In Eq. (6), we use the identity \[ \cos^2\theta=\frac12(1+\cos2\theta) \]

We close this section by deriving a formula for arc length in polar coordinates. Observe that a polar curve \(r = f(\theta)\) has a parametrization with \(\theta\) as a parameter: \[ x = r\cos\theta = f(\theta)\cos\theta,\qquad y = r\sin\theta = f(\theta)\sin\theta \]
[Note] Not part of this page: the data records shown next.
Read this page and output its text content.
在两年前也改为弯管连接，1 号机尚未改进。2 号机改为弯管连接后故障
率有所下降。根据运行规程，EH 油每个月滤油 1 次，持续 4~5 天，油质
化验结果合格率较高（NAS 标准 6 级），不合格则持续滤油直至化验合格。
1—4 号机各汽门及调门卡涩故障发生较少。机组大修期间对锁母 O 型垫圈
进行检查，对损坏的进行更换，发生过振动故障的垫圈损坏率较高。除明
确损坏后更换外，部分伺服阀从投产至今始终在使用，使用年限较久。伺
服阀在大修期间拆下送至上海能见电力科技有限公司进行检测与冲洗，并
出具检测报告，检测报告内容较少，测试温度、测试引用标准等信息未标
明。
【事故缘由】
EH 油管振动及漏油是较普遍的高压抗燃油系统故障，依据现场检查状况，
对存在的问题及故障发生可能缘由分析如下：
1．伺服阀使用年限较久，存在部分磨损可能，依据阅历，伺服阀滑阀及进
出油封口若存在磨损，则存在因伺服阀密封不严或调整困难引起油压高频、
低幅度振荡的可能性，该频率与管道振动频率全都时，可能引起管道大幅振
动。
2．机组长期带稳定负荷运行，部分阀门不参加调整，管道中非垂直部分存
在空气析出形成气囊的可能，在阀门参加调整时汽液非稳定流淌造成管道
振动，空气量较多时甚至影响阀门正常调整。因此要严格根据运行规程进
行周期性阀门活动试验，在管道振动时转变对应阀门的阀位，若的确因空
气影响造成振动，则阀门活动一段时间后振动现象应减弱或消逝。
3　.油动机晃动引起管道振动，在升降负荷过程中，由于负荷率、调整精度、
Using a prime to denote the derivative with respect to \(\theta\), we have \begin{align*} x'(\theta)= \frac{dx}{d\theta} =-f(\theta)\sin\theta + f'(\theta)\cos\theta\\ y'(\theta) = \frac{dy}{d\theta} = f(\theta)\cos\theta+f'(\theta)\sin\theta \end{align*}

Recall from Section 11.2 that arc length is obtained by integrating \({\sqrt{x'(\theta)^2 + y'(\theta)^2}}\). Straightforward algebra shows that \({x'(\theta)^2 + y'(\theta)^2 = f(\theta)^2 + f'(\theta)^2}\), and thus \begin{equation} \label{12.polar.polararc} \boxed{\bbox[#fef7e5,5pt]{\textrm{Arc length \(s\)} = \int_{\alpha}^{\beta} \sqrt{ f(\theta)^2 + f'(\theta)^2} \, d\theta }}\tag{7} \end{equation}

EXAMPLE 4

Find the total length of the circle \(r = 2a\cos\theta\) for \(a > 0\).

Solution In this case, \(f(\theta) = 2a\cos\theta\) and \[ f(\theta)^2 + f'(\theta)^2 = 4a^2\cos^2 \theta + 4a^2\sin^2 \theta = 4a^2 \]

The total length of this circle of radius \(a\) has the expected value: \[ \int_0^{\pi} \sqrt{f(\theta)^2 + f'(\theta)^2} \, d\theta = \int_0^{\pi} (2a)\, d\theta = 2\pi a \]

Note that the upper limit of integration is \(\pi\) rather than \(2\pi\) because the entire circle is traced out as \(\theta\) varies from \(0\) to \(\pi\) (see Figure 11.70).

Figure 11.70: Graph of \(r = 2a\cos\theta\).